Ora, o panorama de 2022 mostra o que é a deliberada inação do Ministério das Finanças. Passou-se mais de um ano sem se conseguir definir nos recibos dos trabalhadores qual o valor a isentar pelo fisco. E assim chegamos a janeiro de 2023, com salários a processar este fim do mês e, diz o Dinheiro Vivo, só no dia 1 de fevereiro volta a haver debate sobre o tema no Parlamento. A isto se junta o atraso das Finanças quanto à retificação das tabelas de IRS (tornadas públicas apenas a 25 de janeiro), já impossíveis de aplicar em muitas empresas no fim deste mês - e nos funcionários públicos. Uma trapalhada.
Concluindo: a decisão sobre o subsídio de teletrabalho é radicalmente simples e depende apenas de qual a migalha que o governo quer dar. Tomemos como referência o subsídio de refeição diário isento de impostos: 5,20 euros em dinheiro, ou 8,32 euros em cartão. Qual o valor certo para teletrabalho?
A decisão refletirá o tamanho da misericórdia de Fernando Medina. Admita-se um máximo de 50 euros/mês não sujeitos a IRS e Segurança Social - o valor de que se fala há quase um ano. É muito? Daria uma média de 2 euros por dia útil.
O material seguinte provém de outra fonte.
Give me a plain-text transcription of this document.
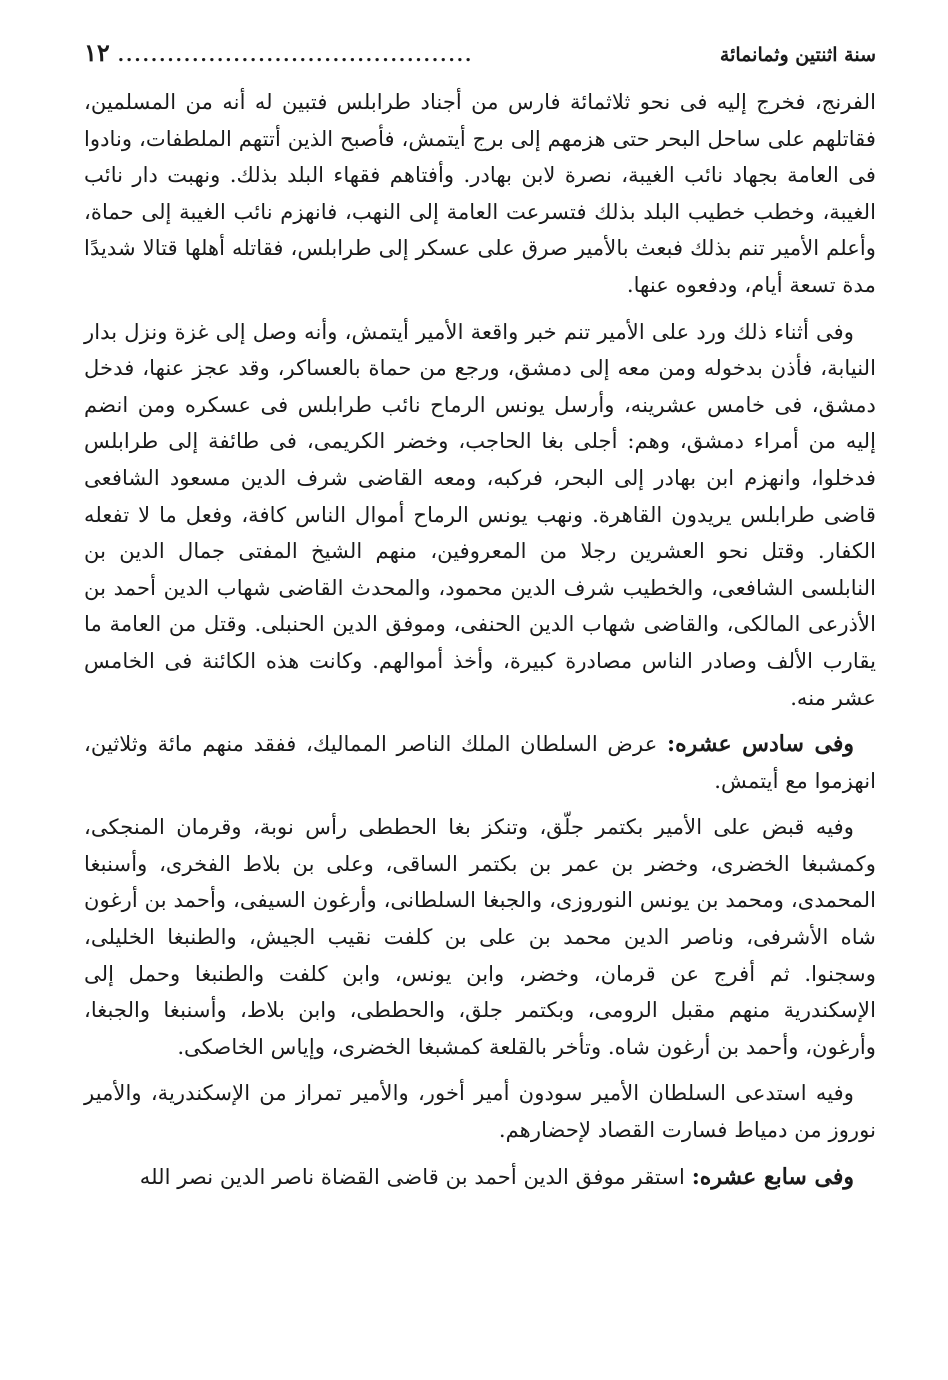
سنة اثنتين وثمانمائة
...........................................
١٢

الفرنج، فخرج إليه فى نحو ثلاثمائة فارس من أجناد طرابلس فتبين له أنه من المسلمين، فقاتلهم على ساحل البحر حتى هزمهم إلى برج أيتمش، فأصبح الذين أتتهم الملطفات، ونادوا فى العامة بجهاد نائب الغيبة، نصرة لابن بهادر. وأفتاهم فقهاء البلد بذلك. ونهبت دار نائب الغيبة، وخطب خطيب البلد بذلك فتسرعت العامة إلى النهب، فانهزم نائب الغيبة إلى حماة، وأعلم الأمير تنم بذلك فبعث بالأمير صرق على عسكر إلى طرابلس، فقاتله أهلها قتالا شديدًا مدة تسعة أيام، ودفعوه عنها.

وفى أثناء ذلك ورد على الأمير تنم خبر واقعة الأمير أيتمش، وأنه وصل إلى غزة ونزل بدار النيابة، فأذن بدخوله ومن معه إلى دمشق، ورجع من حماة بالعساكر، وقد عجز عنها، فدخل دمشق، فى خامس عشرينه، وأرسل يونس الرماح نائب طرابلس فى عسكره ومن انضم إليه من أمراء دمشق، وهم: أجلى بغا الحاجب، وخضر الكريمى، فى طائفة إلى طرابلس فدخلوا، وانهزم ابن بهادر إلى البحر، فركبه، ومعه القاضى شرف الدين مسعود الشافعى قاضى طرابلس يريدون القاهرة. ونهب يونس الرماح أموال الناس كافة، وفعل ما لا تفعله الكفار. وقتل نحو العشرين رجلا من المعروفين، منهم الشيخ المفتى جمال الدين بن النابلسى الشافعى، والخطيب شرف الدين محمود، والمحدث القاضى شهاب الدين أحمد بن الأذرعى المالكى، والقاضى شهاب الدين الحنفى، وموفق الدين الحنبلى. وقتل من العامة ما يقارب الألف وصادر الناس مصادرة كبيرة، وأخذ أموالهم. وكانت هذه الكائنة فى الخامس عشر منه.

وفى سادس عشره: عرض السلطان الملك الناصر المماليك، ففقد منهم مائة وثلاثين، انهزموا مع أيتمش.

وفيه قبض على الأمير بكتمر جلّق، وتنكز بغا الحططى رأس نوبة، وقرمان المنجكى، وكمشبغا الخضرى، وخضر بن عمر بن بكتمر الساقى، وعلى بن بلاط الفخرى، وأسنبغا المحمدى، ومحمد بن يونس النوروزى، والجبغا السلطانى، وأرغون السيفى، وأحمد بن أرغون شاه الأشرفى، وناصر الدين محمد بن على بن كلفت نقيب الجيش، والطنبغا الخليلى، وسجنوا. ثم أفرج عن قرمان، وخضر، وابن يونس، وابن كلفت والطنبغا وحمل إلى الإسكندرية منهم مقبل الرومى، وبكتمر جلق، والحططى، وابن بلاط، وأسنبغا والجبغا، وأرغون، وأحمد بن أرغون شاه. وتأخر بالقلعة كمشبغا الخضرى، وإياس الخاصكى.

وفيه استدعى السلطان الأمير سودون أمير أخور، والأمير تمراز من الإسكندرية، والأمير نوروز من دمياط فسارت القصاد لإحضارهم.

وفى سابع عشره: استقر موفق الدين أحمد بن قاضى القضاة ناصر الدين نصر الله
Na prática, seria um valor de 550 euros (arredondando), pago ao longo de 11 meses.
Atendendo aos baixos salários que todos reconhecemos, estaríamos perante uma medida socialista. Estes 50 euros seriam iguais tanto para o topo da hierarquia como para os postos de base. Quiçá, ajudariam também nalgumas negociações com a Função Pública. O mesmo na esfera privada: um subsídio passível de ser inserido nas empresas que o quisessem de imediato, abrindo esta hipótese a todas as profissões. E a economia do futuro é cada vez mais ubíqua - desde a agricultura à indústria. Portanto, não teria de ser restrita apenas ao setor terciário. Em resumo: um bónus transversal, para quem o quisesse adotar.
Seria uma solução pequenina, mas eficaz, na tal subida do salário médio nacional de que o governo fala tantas vezes. Desta vez com a conta também a ser repartida pelo lado das Finanças. Vamos dar palco a isto?